Souraya Faas Latest to Switch to LPF
FOR IMMEDIATE RELEASE
March 26, 2019
Contact: Marcos Miralles,
Chairman, Libertarian Party of Florida
Contact: Souraya Faas
MIAMI – Marcos Miralles, chairman of the Libertarian Party of Florida, announced today the newest convert to the LPF, Souraya Faas, Miami-Dade County Republican Executive Committee Committeewoman for Dist. 32.
“As a Libertarian, I want to highlight the party and show people that they are Libertarians,” Faas said today. “I registered Republican since I was 18 because I thought I had to choose between one of the two major parties. But I’ve always considered myself a libertarian because I was conservative about some things, and moderate about others. I was in the Republican Liberty Caucus.”
Increasingly, politicians are choosing Libertarian to run for office. Faas joins Coconut Grove Village Councilwoman Courtney Omega as the latest
South Florida politician to switch from Republican to Libertarian Party during the past year. In 2012, Gov. Gary Johnson left the Republican Party to run for president as a Libertarian.
Faas, 37, has been active in politics most of her life. In 2016, she ran for president as a write-in Independent in 2016, but lost her lawsuit to get on the ballot in Texas. At the time, she was the youngest person and the first person of Arab descent to run for the office. Last year, she made a bid for U.S. Congress, but lost to incumbent Rep. Carlos Curbelo in the Republican Primary.
During the 2018 campaign, Faas denounced the U.S. intervention in the Syrian War and praised a House Democrat who opposed U.S. military involvement.
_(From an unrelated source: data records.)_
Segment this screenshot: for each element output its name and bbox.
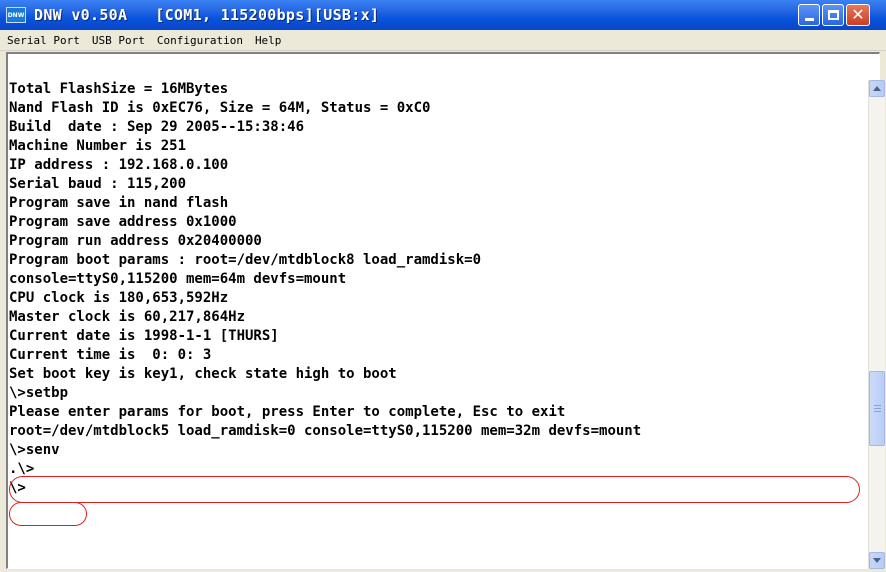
maximize-icon	[827, 10, 839, 20]
close-button[interactable]: ✕	[846, 4, 870, 26]
thumb-grip-line	[874, 408, 881, 409]
terminal-line: Machine Number is 251	[9, 138, 187, 154]
dnw-app-icon[interactable]: DNW	[6, 7, 26, 23]
close-icon: ✕	[851, 5, 865, 24]
highlight-senv-command	[9, 502, 87, 526]
scroll-up-button[interactable]	[869, 80, 885, 97]
terminal-line: \>senv	[9, 442, 60, 458]
terminal-line: \>setbp	[9, 385, 69, 401]
menu-serial-port[interactable]: Serial Port	[2, 34, 85, 47]
thumb-grip-line	[874, 411, 881, 412]
terminal-line: console=ttyS0,115200 mem=64m devfs=mount	[9, 271, 347, 287]
terminal-line: root=/dev/mtdblock5 load_ramdisk=0 conso…	[9, 423, 642, 439]
terminal-line: IP address : 192.168.0.100	[9, 157, 229, 173]
terminal-line: Please enter params for boot, press Ente…	[9, 404, 566, 420]
menu-help[interactable]: Help	[250, 34, 287, 47]
thumb-grip-line	[874, 405, 881, 406]
menu-usb-port[interactable]: USB Port	[87, 34, 150, 47]
minimize-icon	[804, 18, 814, 21]
terminal-line: Program run address 0x20400000	[9, 233, 262, 249]
terminal-line: Build date : Sep 29 2005--15:38:46	[9, 119, 305, 135]
scroll-down-arrow-icon	[873, 558, 881, 563]
terminal-line: Current date is 1998-1-1 [THURS]	[9, 328, 279, 344]
scroll-down-button[interactable]	[869, 552, 885, 569]
terminal-line: Program boot params : root=/dev/mtdblock…	[9, 252, 482, 268]
maximize-button[interactable]	[822, 4, 844, 26]
menu-bar: Serial Port USB Port Configuration Help	[0, 30, 886, 51]
terminal-line: Total FlashSize = 16MBytes	[9, 81, 229, 97]
terminal-line: CPU clock is 180,653,592Hz	[9, 290, 229, 306]
title-bar[interactable]: DNW DNW v0.50A [COM1, 115200bps][USB:x] …	[0, 0, 886, 30]
scroll-up-arrow-icon	[873, 86, 881, 91]
scrollbar-thumb[interactable]	[869, 371, 885, 446]
terminal-line: Nand Flash ID is 0xEC76, Size = 64M, Sta…	[9, 100, 431, 116]
dnw-window: DNW DNW v0.50A [COM1, 115200bps][USB:x] …	[0, 0, 886, 572]
window-title: DNW v0.50A [COM1, 115200bps][USB:x]	[34, 6, 380, 24]
menu-configuration[interactable]: Configuration	[152, 34, 248, 47]
terminal-line: Serial baud : 115,200	[9, 176, 187, 192]
vertical-scrollbar[interactable]	[868, 80, 885, 569]
terminal-line: Master clock is 60,217,864Hz	[9, 309, 246, 325]
terminal-text: Total FlashSize = 16MBytes Nand Flash ID…	[9, 80, 863, 498]
terminal-line: Program save address 0x1000	[9, 214, 237, 230]
terminal-line: Current time is 0: 0: 3	[9, 347, 212, 363]
highlight-boot-params	[9, 476, 860, 503]
terminal-line: Program save in nand flash	[9, 195, 229, 211]
terminal-line: Set boot key is key1, check state high t…	[9, 366, 397, 382]
minimize-button[interactable]	[798, 4, 820, 26]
“Time and time again we see history repeating itself where, in the name of freedom and peace, wars have been provoked and fought for special interests,” she wrote in a RT op ed piece last year.
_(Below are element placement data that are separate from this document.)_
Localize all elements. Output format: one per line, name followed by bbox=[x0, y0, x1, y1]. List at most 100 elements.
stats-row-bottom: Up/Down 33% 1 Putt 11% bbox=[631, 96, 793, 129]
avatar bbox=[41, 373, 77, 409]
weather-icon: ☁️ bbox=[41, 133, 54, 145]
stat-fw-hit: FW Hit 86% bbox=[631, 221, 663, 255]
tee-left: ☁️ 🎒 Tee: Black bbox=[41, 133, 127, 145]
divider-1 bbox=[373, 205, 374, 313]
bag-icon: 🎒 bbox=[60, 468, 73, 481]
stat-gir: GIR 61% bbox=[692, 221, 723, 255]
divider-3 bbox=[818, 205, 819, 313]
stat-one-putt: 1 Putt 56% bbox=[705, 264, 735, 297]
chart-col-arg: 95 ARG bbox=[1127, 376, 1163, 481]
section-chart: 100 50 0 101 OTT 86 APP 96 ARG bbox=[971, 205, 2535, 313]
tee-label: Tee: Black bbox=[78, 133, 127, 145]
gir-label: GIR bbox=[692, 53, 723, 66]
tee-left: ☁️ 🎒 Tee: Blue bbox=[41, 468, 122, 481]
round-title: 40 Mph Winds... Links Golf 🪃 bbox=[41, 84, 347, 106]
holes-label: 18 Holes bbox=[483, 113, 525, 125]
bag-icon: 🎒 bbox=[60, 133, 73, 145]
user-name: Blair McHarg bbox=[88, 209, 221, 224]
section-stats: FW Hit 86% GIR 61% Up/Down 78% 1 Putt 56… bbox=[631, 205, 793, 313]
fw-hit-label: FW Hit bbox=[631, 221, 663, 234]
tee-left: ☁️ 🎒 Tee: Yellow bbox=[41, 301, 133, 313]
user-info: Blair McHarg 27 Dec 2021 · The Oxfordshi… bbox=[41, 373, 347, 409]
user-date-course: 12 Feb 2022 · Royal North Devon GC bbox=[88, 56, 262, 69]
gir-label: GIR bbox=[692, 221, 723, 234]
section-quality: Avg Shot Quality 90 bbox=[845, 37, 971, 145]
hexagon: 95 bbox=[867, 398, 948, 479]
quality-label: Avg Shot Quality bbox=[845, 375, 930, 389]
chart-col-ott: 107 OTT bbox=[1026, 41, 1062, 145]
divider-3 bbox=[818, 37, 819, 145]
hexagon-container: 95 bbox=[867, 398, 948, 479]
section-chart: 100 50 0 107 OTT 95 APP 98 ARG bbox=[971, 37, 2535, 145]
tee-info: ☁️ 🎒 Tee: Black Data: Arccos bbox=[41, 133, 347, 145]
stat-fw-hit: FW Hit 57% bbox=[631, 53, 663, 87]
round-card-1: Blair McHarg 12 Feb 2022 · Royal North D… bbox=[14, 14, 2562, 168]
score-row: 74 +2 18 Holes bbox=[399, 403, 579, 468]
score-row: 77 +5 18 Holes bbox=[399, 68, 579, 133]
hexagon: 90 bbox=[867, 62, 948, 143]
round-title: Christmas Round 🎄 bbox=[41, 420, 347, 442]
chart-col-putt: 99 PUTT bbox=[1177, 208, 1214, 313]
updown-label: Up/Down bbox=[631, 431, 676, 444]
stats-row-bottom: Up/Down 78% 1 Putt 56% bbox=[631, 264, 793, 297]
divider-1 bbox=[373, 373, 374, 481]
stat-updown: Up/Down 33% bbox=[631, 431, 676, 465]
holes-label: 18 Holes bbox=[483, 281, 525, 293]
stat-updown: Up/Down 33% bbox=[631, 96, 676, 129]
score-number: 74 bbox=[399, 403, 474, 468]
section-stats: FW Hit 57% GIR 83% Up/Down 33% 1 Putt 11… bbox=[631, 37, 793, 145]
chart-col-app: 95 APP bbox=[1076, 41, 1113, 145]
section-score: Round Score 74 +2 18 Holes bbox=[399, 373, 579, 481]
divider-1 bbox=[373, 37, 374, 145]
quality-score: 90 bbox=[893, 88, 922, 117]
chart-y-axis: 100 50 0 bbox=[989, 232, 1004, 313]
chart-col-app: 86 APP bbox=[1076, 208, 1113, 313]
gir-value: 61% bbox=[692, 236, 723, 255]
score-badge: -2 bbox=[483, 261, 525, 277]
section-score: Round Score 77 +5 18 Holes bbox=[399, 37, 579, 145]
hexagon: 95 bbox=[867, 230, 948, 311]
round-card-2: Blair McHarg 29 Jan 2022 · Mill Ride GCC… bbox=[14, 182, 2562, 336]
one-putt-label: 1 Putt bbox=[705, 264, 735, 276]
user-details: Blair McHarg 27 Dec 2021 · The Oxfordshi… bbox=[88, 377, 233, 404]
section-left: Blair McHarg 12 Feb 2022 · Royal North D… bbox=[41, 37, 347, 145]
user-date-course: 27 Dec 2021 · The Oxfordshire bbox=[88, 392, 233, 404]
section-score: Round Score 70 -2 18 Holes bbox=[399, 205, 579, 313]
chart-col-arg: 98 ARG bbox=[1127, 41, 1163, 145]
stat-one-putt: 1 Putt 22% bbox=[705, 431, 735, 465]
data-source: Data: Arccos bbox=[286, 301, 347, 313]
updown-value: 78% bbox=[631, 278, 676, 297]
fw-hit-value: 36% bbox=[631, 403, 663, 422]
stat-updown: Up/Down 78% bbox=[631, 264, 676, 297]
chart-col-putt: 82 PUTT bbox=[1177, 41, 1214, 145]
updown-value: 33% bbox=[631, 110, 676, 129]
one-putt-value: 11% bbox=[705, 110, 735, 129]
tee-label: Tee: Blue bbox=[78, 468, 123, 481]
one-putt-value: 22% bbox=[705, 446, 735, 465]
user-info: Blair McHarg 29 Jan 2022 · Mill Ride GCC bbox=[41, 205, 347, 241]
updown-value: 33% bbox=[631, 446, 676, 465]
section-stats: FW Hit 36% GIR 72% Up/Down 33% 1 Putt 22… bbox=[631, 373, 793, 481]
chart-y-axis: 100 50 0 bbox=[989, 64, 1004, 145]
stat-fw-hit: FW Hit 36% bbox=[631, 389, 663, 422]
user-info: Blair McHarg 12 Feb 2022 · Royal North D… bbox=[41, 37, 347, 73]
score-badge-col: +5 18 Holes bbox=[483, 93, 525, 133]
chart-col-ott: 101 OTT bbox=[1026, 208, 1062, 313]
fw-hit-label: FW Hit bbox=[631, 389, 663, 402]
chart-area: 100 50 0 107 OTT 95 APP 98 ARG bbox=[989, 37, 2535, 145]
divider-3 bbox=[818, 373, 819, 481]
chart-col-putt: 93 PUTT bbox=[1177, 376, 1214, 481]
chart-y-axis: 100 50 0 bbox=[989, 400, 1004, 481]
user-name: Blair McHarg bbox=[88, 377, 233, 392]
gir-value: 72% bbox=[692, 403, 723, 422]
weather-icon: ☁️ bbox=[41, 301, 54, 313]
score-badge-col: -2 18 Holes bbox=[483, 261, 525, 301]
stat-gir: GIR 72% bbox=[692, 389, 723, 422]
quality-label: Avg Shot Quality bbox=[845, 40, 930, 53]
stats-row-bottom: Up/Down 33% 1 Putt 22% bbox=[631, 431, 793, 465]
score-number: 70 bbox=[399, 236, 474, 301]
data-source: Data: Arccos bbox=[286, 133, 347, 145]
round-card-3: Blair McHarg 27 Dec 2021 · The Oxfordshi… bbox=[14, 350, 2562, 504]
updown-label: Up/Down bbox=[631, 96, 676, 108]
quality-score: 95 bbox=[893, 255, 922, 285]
“The Libertarian Party is a place where diversity is valued and a place where everyone works together to enhance our community’s quality of life,” Miralles said.
Faas says she will continue to seek public office. “I feel like people have lost the perception of what it’s like to be a politician,” Faas said to the Miami Herald last year. 
“Politicians are no longer what they used to be: for the people,” she said today. “They are more worried about getting re-elected and listening to special interests than they are about listening to the people.”